Ross, Frederick A.

Born: 1796-12-25 Virginia

Died: 1883-04-13 Huntsville, Alabama

Frederick A. Ross was a Presbyterian clergyman, publisher, editor, and pro-slavery author. Born in the family home on the James River in Cumberland County, Virginia, Ross received his early education in local schools. At the age of sixteen, he entered Nazareth Hall, a noted Moravian school in Bethlehem, Pennsylvania. Ross subsequently matriculated to Dickinson College, where he completed his collegiate studies. In 1817, he inherited a large landed estate in Sullivan and Hawkins counties, Tennessee, and in 1818, Ross built Rotherwood, a large house on the north bank of the Holston River. In 1823, Ross had a conversion experience at a revival in Kingsport, Tennessee, and in December 1823, he married Theodocia Vance. Two years later, Ross received ordination in the Presbyterian Church, and he became the pastor the First Presbyterian Church of Kingsport, where he remained until 1851. In 1827, Ross entered into partnership with James Gallaher and David Nelson to edit and publish The Calvinistic Magazine, which continued until 1832. In 1828, Ross did evangelistic work in Kentucky and Ohio. When the Presbyterians split into Old School and New School factions in 1837-38, Ross gravitated to the New School branch. In 1846, he revived The Calvinistic Magazine, using it as a platform to wage an editorial war with William G. Brownlow and other Methodists in East Tennessee. In 1850, Ross was pastoring in Kingsport and owned twelve enslaved people. In 1852, he lost Rotherwood, and moved to Chattanooga, where he pastored the Presbyterian Church. In November 1853, Theodocia Ross died, and soon thereafter, Ross moved to Huntsville, Alabama to become pastor of the First Presbyterian Church. In January 1859, he married Frances Robinson. In 1860, Ross was living in Huntsville and had a personal estate of $1,000. He remained pastor of the First Presbyterian Church in Huntsville until 1875 and served as pastor emeritus until his death. A strong proponent of slavery, Ross delivered numerous addresses espousing the biblical argument for slavery, which he grouped together in 1857 and published under the title, Slavery Ordained of God.

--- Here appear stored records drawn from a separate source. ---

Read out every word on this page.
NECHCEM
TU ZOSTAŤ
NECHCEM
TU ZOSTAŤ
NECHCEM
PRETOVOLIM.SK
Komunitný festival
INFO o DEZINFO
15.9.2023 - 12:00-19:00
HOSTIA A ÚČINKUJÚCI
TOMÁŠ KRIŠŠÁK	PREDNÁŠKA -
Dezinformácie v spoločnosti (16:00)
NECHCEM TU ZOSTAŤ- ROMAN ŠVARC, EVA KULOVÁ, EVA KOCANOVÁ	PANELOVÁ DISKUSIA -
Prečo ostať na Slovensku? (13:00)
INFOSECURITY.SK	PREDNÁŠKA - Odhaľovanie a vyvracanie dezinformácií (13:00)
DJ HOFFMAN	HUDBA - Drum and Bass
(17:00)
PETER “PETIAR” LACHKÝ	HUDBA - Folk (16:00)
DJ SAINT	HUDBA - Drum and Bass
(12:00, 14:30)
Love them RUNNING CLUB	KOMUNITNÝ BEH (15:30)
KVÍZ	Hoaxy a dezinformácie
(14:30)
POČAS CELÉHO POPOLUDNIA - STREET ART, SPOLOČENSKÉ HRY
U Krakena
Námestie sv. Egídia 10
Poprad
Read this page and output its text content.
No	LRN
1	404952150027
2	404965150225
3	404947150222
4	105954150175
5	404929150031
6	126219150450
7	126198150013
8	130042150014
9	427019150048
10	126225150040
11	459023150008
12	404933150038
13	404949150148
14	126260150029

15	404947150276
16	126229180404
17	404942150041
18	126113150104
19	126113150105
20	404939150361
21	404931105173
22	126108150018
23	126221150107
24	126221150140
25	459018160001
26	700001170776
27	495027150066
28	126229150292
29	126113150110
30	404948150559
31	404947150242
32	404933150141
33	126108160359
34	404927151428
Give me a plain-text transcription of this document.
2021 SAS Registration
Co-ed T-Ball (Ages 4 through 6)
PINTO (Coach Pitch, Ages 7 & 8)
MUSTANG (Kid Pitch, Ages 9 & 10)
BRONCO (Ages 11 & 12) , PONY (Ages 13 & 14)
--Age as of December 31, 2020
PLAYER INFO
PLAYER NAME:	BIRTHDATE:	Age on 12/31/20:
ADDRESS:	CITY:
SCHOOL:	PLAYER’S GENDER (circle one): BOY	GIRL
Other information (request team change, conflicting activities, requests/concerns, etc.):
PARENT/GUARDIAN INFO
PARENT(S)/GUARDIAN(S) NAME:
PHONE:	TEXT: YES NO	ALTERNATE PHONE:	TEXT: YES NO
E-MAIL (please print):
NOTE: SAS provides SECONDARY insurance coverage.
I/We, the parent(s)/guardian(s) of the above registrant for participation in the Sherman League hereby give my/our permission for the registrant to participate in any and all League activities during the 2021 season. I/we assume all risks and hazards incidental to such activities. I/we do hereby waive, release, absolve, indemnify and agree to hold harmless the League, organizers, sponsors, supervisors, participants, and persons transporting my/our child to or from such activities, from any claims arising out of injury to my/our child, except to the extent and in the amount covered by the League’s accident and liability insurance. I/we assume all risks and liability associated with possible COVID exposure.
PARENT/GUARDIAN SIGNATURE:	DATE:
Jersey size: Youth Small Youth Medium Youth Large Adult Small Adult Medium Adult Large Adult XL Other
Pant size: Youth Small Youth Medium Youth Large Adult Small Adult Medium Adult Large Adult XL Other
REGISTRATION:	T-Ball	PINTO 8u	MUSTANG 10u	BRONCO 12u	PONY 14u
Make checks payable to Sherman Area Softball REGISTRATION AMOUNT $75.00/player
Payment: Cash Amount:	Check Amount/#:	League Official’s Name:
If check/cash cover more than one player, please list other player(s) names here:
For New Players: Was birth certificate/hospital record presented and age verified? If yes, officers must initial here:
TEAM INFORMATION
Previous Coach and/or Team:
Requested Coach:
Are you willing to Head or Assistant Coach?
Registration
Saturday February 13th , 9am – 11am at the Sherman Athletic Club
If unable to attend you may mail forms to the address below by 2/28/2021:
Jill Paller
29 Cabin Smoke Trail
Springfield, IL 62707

"Ross, Frederick Augustus," Appleton's Cyclopædia of American Biography, ed. by James Grant Wilson and John Fiske (New York: D. Appleton, 1888), 5:328; The Story of Rotherwood: From The Autobiography of Rev. Frederick A. Ross, D.D. (Knoxville: Bean, Warters, 1923), 5-6; Tennessee, U.S., Marriage Records, 1780-2002, 16 December 1823, Washington County (Lehi, UT: Ancestry.com Operations, 2008), 36; Alabama, U.S., County Marriage Records, 1805-1967, 27 January 1859, Madison County (Lehi, UT: Ancestry.com Operations, 2016), 319; E. Merton Coulter, William G. Brownlow: Fighting Parson of the Southern Highlands (Knoxville: The University of Tennessee Press, 1999), 9, 28, 58, 404-5; U.S. Census Office, Seventh Census of the United States (1850), Hawkins County, TN, 334; U.S. Census Office, Seventh Census of the United States (1850), Slave Schedule, Hawkins County, TN, 1; U.S. Census Office, Eighth Census of the United States (1860), Huntsville, Madison County, AL, 29; Gravestone, Maple Hill Cemetery, Huntsville, AL.